AVVENTURE IN QUOTA



Elisoccorso al Mont Poignon


Data di pubblicazione: 1 dicembre 2014
Scritto da: Luca Bausone
Dopo la sfacchinata di Punta Tersiva mi trasformo in uno dei maggiori produttori di acido lattico del mondo e pertanto, dopo qualche giorno di assoluto riposo, progetto un weekend escursionistico “plaisir” che prevede a Villenuve la Filha de Barme come antipasto (con sbronza assicurata), Punta Oilletta come facile primo piatto e il lunedì una tranquilla escursione con l’amica Marta e il suo cane Lamu al mont Poignon, con partenza da Champlong (una frazioncina di Villeneuve).
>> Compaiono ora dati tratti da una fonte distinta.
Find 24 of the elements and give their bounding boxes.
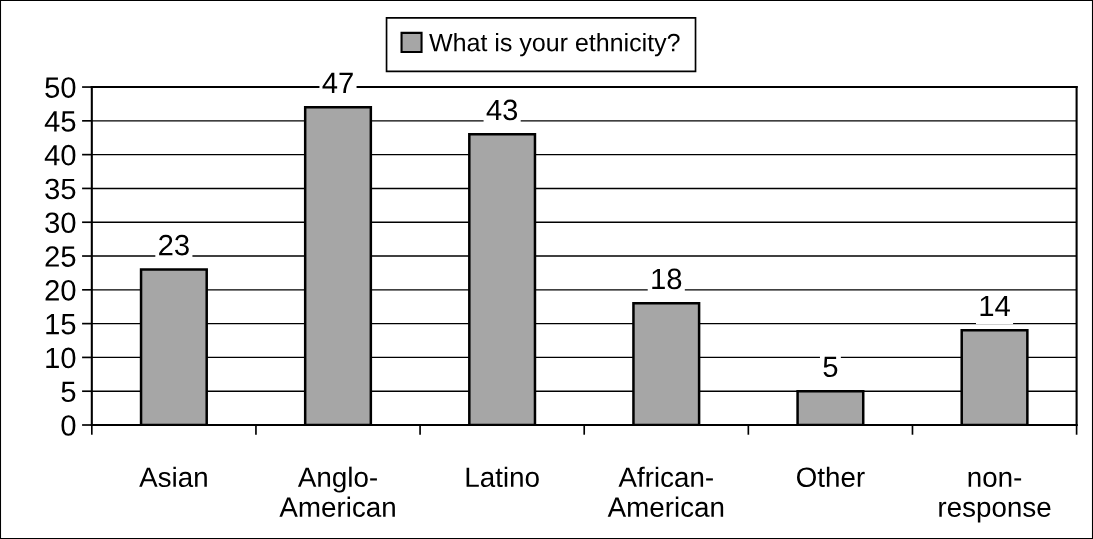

L'idea piace anche all'amica Laura (Law) fresca reduce dal tour del Monte Bianco; è davvero facile ed è una delle poche cose al momento nelle mie possibilità fisiche visto che mi muovo in casa con un girello; si percorre una poderale asfaltata nella prima parte che si può fortunatamente tagliare per sentiero boschivo (prima che possa provocare un pericoloso principio di orchite negli escursionisti e altre infiammazioni nelle escursioniste…). Con i doverosi tagli arriviamo velocemente in vetta; la parola vetta è un po’ usurpata, ci accorgiamo della cima per deduzione neanche troppo geniale visto che la strada inizia a scendere. È presto per cui decidiamo di scendere una parte del versante opposto per raggiungere le baite del Petit Poignon che ben si prestano al nostro pranzo. Appena scesi notiamo la presenza di parecchi insetti (tra i quali alcuni tafani non famelici come quelli della Clavalitè, vedi racconto) che suscitano l’entusiasmo del cane di Marta che subito si accapiglia con i suoi nuovi amici nemici.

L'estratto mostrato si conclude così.